A y regarder de plus près, l’économie et la géometrie des manifestations de ces dernières années ont eus, tous, cet enjeu : les espaces à occuper. Pour rejoindre au moins l’objectif (approcher telle zone, entrer dans tel espace, participer a telle initiative), le mouvement vérifie sa propre autonomie et sa propre “autorité”. La valeur éminement symbolique d’une telle mobilisation saute aux yeux: et il est nécessaire de se rapeller que les conflits à plus haute intensité symbolique sont ceux qui contiennent le plus grand risque de rupture. C’est exactement pour cette raison que le rôle de la médiation (capable de prémunir les investissements symboliques des deux adversaires) est aussi cruciale. Dans ce cadre, l’usage du corps et l’instrumentalisation de l’”auto-protection” de la part des tute bianche constituent, comme nous l’avons dit, un précaire equilibre entre offensive et defensive : entre protection de sa propre integrité et usage de son propre corps (et de ce qui le “revêt” : boucliers de plexiglass, casques de chantiers, gilets de sauvetage…) comme objet contendant. Il s’agit d’un risque mis en lumière également par un leader des “groupes d’affinités” (“hausser le niveau de protection personnelle peut-être dangeureux, cela peut élever le niveau offensif et répressif”). Mais comme on s’y attendait, jusqu’à présent les resultats ont été, même si c’est contradictoirement, positifs. Et pour en donner preuve, je cite à nouveau le fait que depuis 1989 en Italie aucune bouteille incendiaire n’a été lançée. Ca vous semble peu ?
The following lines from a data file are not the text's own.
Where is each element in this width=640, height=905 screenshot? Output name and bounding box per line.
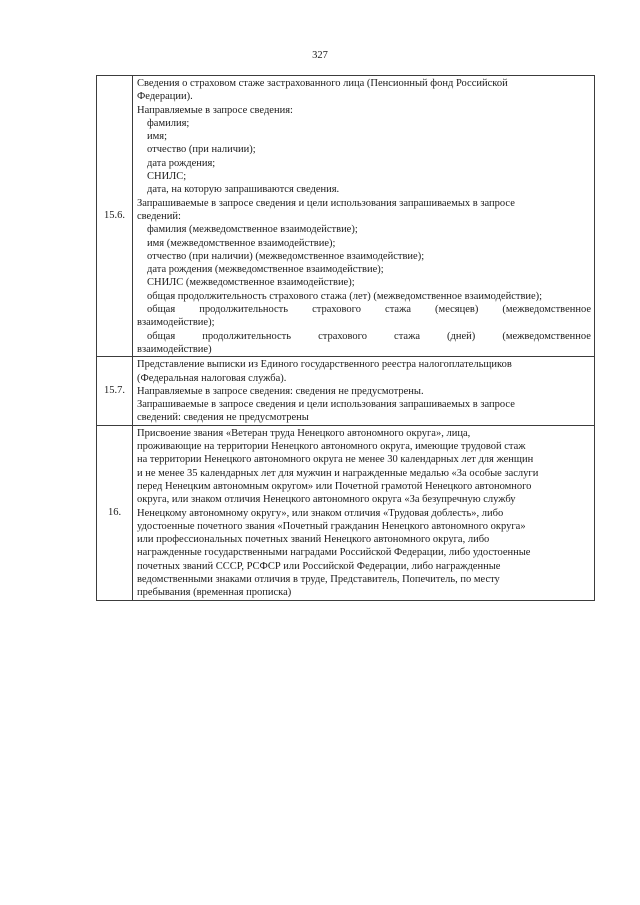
text-line: взаимодействие) [137, 343, 212, 355]
text-word: продолжительность [199, 304, 289, 316]
text-word: общая [147, 330, 176, 342]
row-number: 15.6. [97, 76, 133, 357]
text-word: (межведомственное [502, 330, 591, 342]
text-line: проживающие на территории Ненецкого автономного округа, имеющие трудовой стаж [137, 441, 526, 453]
text-line: почетных званий СССР, РСФСР или Российской Федерации, либо награжденные [137, 560, 501, 572]
text-line: Федерации). [137, 91, 193, 103]
text-line: удостоенные почетного звания «Почетный гражданин Ненецкого автономного округа» [137, 520, 526, 532]
text-line: Представление выписки из Единого государственного реестра налогоплательщиков [137, 359, 512, 371]
page-number: 327 [312, 50, 328, 61]
text-line: отчество (при наличии) (межведомственное взаимодействие); [147, 250, 425, 262]
text-line: и не менее 35 календарных лет для мужчин и награжденные медалью «За особые заслуги [137, 467, 539, 479]
text-line: дата рождения; [147, 157, 216, 169]
text-word: стажа [385, 304, 411, 316]
text-word: (дней) [447, 330, 476, 342]
text-word: страхового [318, 330, 367, 342]
services-table [96, 75, 595, 601]
text-line: Направляемые в запросе сведения: [137, 104, 293, 116]
text-line: сведений: сведения не предусмотрены [137, 412, 309, 424]
text-line: общая продолжительность страхового стажа (лет) (межведомственное взаимодействие); [147, 290, 543, 302]
text-line: фамилия (межведомственное взаимодействие); [147, 224, 358, 236]
table-row [97, 357, 595, 425]
text-line: Направляемые в запросе сведения: сведения не предусмотрены. [137, 385, 424, 397]
text-line: СНИЛС (межведомственное взаимодействие); [147, 277, 355, 289]
text-line: (Федеральная налоговая служба). [137, 372, 287, 384]
text-word: (месяцев) [435, 304, 479, 316]
text-line: фамилия; [147, 117, 190, 129]
text-line: имя (межведомственное взаимодействие); [147, 237, 336, 249]
text-line: Ненецкому автономному округу», или знаком отличия «Трудовая доблесть», либо [137, 507, 504, 519]
text-word: общая [147, 304, 176, 316]
text-line: округа, или знаком отличия Ненецкого автономного округа «За безупречную службу [137, 494, 516, 506]
row-description [133, 357, 595, 425]
text-word: (межведомственное [502, 304, 591, 316]
text-word: страхового [312, 304, 361, 316]
table-row [97, 425, 595, 600]
text-line: отчество (при наличии); [147, 144, 256, 156]
text-line: на территории Ненецкого автономного округа не менее 30 календарных лет для женщин [137, 454, 534, 466]
text-line: Присвоение звания «Ветеран труда Ненецкого автономного округа», лица, [137, 427, 471, 439]
text-line: награжденные государственными наградами Российской Федерации, либо удостоенные [137, 547, 531, 559]
row-description [133, 76, 595, 357]
text-line: имя; [147, 131, 168, 143]
text-line: пребывания (временная прописка) [137, 587, 292, 599]
text-line: дата, на которую запрашиваются сведения. [147, 184, 340, 196]
text-word: стажа [394, 330, 420, 342]
text-line: перед Ненецким автономным округом» или Почетной грамотой Ненецкого автономного [137, 480, 532, 492]
text-line: Запрашиваемые в запросе сведения и цели использования запрашиваемых в запросе [137, 197, 515, 209]
text-line [137, 303, 591, 316]
table-body [97, 76, 595, 601]
text-line: СНИЛС; [147, 171, 187, 183]
text-line: или профессиональных почетных званий Ненецкого автономного округа, либо [137, 534, 490, 546]
table-row [97, 76, 595, 357]
text-line: Сведения о страховом стаже застрахованного лица (Пенсионный фонд Российской [137, 78, 508, 89]
text-line: ведомственными знаками отличия в труде, Представитель, Попечитель, по месту [137, 573, 500, 585]
text-line: дата рождения (межведомственное взаимодействие); [147, 264, 384, 276]
row-number: 16. [97, 425, 133, 600]
text-line [137, 330, 591, 343]
row-description [133, 425, 595, 600]
text-word: продолжительность [202, 330, 292, 342]
text-line: сведений: [137, 210, 181, 222]
text-line: взаимодействие); [137, 317, 215, 329]
text-line: Запрашиваемые в запросе сведения и цели использования запрашиваемых в запросе [137, 399, 515, 411]
row-number: 15.7. [97, 357, 133, 425]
Ceci, me dira-t’on, ne constitue pas une garantie suffisante par rapport au G8 de Gênes: la fraction des casseurs, negligeable et contrôlable parmi les manifestants italiens, sera plus redoutable quand elle se renforcera grâce aux apports étrangers). Certes, même durant la derniere decennie on a pu constater des violences de rue, mais les dommages provoqués - en particulier ceux envers les personnes - ont été limités (même quand, comme dans le cas de la manifestation contre la visite de Haider au Vatican, et dans d’autres occasions aussi les affrontements ont été âpres) : et ceci a empéché que s’amorce une spirale de represaille et de retorsion. Le mérite d’une administration non sanglante de l’ordre public lors de la derniere décennie reside justement dans ce “cercle vertueux” entre gestion controlé de l’agressivité de la part des manifestants et capacité de médiation de la part des responsables de l’ordre public. A ce propos, des témoignages directs peuvent se révéler utiles. Il y a un an et demi, au cours d’une réunion à la préfecture d’une ville du Nord, les responsables de l’ordre public et certains leaders du mouvement discutèrent pointilleusement et enfin convinrent minutieusement tant du trajet que de la destination finale du cortège. Et nous nous sommes mis d’accord sur le fait qu’il y avait une limite, matérialisé par un numéro de rue, atteignable avec le consensus des forces de l’ordre, et un autre point délimité par un autre numéro de rue plus élevé, non “consenti”, mais “toléré”. L’espace entre ces deux lignes imaginaires - une centaine de métres - fut ensuite le “champs de bataille” d’un affrontement non sanglant et presque entiérement simulé (mais il n’apparaissait pas ainsi sur les retransmissions télévisées) entre les manifestants et la police.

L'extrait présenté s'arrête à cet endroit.